At home I use and love my Scrivener on my mac, but at work no macs allowed. Often during lunch I have time to work on writing projects and I’d like advice on the best way to do this on my PC. I’ve noticed that when I save my Scriverner file to flash drive on Mac, when I open flash drive on work PC, file has become a collection of folders with txt.rtf files. Is the easiest thing to do, just edit the .rtf files save to original place, and when I open again on Mac I’ll be back in Scrivener??
Is there anything I have to watch out for so I don’t mess up things. I’d appreciate any tips anyone might have. Thanks a lot in advance.
I would advise you don’t do that - you may not do any long-term damage (although I guess you could corrupt your project in Scriv) but you will be screwing up your project structure, big time, and if you use something like Word to edit those RTFs Scriv may not be able to read them when you get back home. (Keith would know more about the specific dangers, but suffice to say, it’s really not a good idea.)

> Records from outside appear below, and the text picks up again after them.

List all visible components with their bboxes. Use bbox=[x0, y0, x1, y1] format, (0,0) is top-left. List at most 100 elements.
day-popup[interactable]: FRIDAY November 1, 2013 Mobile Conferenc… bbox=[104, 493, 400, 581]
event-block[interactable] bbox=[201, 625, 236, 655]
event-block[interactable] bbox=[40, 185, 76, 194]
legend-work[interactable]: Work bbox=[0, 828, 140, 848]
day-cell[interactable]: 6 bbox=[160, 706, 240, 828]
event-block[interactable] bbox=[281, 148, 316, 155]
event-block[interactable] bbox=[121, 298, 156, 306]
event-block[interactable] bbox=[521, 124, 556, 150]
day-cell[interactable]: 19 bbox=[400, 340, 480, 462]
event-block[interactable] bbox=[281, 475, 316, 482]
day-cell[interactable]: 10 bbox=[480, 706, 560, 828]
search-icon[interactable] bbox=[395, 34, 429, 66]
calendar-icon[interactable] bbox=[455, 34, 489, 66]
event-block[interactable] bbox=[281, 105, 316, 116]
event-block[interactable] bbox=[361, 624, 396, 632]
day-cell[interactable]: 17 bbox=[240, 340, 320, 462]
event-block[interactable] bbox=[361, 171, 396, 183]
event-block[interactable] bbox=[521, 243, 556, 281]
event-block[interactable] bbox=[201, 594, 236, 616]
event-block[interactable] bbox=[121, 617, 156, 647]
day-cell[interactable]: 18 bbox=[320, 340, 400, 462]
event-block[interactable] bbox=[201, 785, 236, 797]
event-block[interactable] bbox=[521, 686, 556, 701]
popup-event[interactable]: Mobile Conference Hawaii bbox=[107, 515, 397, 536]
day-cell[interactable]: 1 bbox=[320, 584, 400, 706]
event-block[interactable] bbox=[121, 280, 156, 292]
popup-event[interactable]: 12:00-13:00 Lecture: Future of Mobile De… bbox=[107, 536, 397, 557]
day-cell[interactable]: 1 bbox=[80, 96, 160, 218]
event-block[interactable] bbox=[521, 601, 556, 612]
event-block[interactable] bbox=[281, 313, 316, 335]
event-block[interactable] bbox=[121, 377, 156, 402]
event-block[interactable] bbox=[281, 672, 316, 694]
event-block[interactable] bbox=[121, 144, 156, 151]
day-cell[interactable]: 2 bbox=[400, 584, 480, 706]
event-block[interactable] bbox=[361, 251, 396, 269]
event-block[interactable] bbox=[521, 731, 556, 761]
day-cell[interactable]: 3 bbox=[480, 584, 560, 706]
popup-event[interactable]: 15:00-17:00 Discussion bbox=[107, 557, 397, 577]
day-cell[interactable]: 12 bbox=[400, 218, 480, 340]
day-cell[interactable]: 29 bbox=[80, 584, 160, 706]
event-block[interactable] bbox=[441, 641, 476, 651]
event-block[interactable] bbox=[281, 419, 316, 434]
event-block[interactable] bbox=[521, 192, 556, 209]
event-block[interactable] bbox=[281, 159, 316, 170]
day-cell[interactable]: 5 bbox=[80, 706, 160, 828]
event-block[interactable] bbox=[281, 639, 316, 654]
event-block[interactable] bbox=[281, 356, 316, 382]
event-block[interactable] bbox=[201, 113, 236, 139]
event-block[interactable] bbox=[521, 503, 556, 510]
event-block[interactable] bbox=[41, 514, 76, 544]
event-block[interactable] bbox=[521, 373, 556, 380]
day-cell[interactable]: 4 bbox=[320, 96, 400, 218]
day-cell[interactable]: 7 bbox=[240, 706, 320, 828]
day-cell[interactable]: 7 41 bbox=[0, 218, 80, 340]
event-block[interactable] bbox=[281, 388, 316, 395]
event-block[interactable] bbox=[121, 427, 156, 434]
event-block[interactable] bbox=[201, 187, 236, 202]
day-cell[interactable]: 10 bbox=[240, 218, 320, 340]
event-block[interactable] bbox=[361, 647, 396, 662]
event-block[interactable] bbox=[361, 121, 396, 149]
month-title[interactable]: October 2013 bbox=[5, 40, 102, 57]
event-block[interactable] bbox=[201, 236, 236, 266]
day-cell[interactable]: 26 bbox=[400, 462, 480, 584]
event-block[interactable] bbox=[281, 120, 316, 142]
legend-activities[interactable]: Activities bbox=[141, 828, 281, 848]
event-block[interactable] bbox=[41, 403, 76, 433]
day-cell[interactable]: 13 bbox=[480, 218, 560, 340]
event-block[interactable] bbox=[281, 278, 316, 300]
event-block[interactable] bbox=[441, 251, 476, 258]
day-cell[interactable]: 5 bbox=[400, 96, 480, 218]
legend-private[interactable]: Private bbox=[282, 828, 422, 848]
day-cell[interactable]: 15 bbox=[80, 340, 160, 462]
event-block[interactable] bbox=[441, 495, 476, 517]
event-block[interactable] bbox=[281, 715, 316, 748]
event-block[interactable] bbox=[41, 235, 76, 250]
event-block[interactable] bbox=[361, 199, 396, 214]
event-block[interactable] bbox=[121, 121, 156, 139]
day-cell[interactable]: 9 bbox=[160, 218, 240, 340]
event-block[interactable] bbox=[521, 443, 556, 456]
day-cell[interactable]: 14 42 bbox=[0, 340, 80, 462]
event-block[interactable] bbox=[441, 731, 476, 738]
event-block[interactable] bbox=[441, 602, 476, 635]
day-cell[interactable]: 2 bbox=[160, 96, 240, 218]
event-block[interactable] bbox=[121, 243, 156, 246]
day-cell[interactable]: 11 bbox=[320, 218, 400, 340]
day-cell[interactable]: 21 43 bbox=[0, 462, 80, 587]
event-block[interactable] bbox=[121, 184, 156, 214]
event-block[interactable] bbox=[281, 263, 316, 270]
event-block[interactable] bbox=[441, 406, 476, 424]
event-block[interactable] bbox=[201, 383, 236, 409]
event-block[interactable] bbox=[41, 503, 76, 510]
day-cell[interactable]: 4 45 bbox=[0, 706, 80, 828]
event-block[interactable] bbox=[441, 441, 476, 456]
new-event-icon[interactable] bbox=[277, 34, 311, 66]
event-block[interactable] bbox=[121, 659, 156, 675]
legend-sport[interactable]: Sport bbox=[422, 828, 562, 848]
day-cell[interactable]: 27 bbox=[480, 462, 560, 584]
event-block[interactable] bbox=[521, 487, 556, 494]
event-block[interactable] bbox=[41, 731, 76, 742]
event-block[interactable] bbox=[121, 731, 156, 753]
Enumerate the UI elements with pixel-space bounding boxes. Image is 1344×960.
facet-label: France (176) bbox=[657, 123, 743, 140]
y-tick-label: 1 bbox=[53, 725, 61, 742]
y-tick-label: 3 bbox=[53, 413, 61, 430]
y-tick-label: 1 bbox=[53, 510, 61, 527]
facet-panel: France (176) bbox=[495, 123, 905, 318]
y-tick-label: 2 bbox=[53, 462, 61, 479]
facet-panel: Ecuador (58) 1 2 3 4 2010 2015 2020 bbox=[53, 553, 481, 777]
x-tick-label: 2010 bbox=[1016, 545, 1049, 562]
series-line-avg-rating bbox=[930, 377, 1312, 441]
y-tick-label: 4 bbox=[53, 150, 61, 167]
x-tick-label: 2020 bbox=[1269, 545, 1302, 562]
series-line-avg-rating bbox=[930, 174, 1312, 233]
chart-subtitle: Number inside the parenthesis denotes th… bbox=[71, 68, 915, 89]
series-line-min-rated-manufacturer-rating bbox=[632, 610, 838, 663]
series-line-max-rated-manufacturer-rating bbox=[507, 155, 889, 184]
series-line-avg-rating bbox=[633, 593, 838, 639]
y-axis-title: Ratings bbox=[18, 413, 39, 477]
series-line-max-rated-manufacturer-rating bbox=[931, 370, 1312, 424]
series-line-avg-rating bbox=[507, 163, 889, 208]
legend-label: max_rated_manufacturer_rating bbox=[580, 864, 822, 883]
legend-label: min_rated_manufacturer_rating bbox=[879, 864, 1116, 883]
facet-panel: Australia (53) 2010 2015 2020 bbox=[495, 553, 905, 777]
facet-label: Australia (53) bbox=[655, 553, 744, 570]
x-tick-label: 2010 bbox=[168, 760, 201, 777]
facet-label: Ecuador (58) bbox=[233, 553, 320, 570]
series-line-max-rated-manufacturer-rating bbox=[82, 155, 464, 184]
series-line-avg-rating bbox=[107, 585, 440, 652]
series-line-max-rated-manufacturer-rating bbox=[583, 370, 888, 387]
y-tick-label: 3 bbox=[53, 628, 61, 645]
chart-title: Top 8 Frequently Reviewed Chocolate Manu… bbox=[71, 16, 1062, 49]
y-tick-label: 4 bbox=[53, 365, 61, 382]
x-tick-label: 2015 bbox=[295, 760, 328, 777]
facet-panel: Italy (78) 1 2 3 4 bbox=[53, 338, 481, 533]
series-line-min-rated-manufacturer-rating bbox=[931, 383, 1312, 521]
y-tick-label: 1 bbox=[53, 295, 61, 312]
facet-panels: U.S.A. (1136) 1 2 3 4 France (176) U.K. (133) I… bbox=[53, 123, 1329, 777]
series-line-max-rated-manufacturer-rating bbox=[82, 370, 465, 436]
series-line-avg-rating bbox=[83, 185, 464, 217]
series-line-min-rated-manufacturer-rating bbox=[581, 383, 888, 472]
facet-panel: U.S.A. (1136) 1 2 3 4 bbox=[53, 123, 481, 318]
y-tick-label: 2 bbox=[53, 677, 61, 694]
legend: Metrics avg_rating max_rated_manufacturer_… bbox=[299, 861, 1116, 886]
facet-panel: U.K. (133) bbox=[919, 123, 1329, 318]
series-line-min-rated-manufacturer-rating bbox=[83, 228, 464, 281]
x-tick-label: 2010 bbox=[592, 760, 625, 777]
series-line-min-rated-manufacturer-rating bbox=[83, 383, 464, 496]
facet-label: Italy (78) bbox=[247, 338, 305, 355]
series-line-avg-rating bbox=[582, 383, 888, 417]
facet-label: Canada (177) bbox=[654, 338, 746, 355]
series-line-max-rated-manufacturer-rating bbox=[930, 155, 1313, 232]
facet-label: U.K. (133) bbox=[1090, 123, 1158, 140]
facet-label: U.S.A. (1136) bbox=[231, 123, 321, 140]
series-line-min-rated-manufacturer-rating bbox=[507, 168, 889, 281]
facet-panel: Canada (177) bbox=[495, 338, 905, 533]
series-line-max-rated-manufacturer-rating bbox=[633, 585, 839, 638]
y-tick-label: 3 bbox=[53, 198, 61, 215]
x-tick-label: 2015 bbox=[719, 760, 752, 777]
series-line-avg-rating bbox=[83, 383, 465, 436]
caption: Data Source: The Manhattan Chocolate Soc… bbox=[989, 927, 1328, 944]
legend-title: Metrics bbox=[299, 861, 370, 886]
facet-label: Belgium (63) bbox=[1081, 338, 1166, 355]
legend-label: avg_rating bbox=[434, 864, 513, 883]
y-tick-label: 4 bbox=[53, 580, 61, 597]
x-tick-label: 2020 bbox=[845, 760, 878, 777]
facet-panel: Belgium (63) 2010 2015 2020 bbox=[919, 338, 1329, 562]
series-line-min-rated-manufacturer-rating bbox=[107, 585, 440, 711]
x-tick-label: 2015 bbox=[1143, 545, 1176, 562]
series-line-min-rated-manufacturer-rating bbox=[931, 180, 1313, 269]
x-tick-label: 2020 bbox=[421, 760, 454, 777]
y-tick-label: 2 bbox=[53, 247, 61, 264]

Assuming “take a Mac laptop with you to work” isn’t possible, you simply won’t be able to use Scriv, or the project, at work. So no revising existing documents unless you export the relevant file first. That doesn’t stop you writing new stuff, however, and your best options are:
Write in Word or Notepad, then save the file to a thumb drive (or email it to your home address). You can then drag them straight into Scriv when you get home.
Use Google Docs, which you can access from both work and home, and either export to your desktop (then drag into Scriv as above) or just copy and paste.
Yeah, definitely don’t edit those documents like that - that is sort of editing them “behind Scrivener’s back”. Probably the worst you will do is make it so that Scrivener won’t be able to search for the new text. But you can’t create any new documents there - Scrivener won’t find them.
By far the best thing to do is use File > Export > Files… Export them out as RTF, edit them at work, then bring back in whatever you have edited.
Thanks both of you. Not the answer I hoped for, but then no surprise–the PC disappoints at every turn.
I’m a tech writer for money and pushing hard to get us to change to Mac, but since Adobe just dropped support for FrameMaker (the preeminent tech writing software) for Mac (a little shortsighted I think seeing the rise in Apple’s fortunes), that doesn’t seem likely.
I’ll try the export/import routine and see how well that works. Thanks. Michael
BTW, Keith–I’ve used about every word processor novel/fiction structuring piece of sw over the past thirty years, and I LOVE Scrivener–the best combination allowing structure and intuitive flow I’ve seen. Thanks.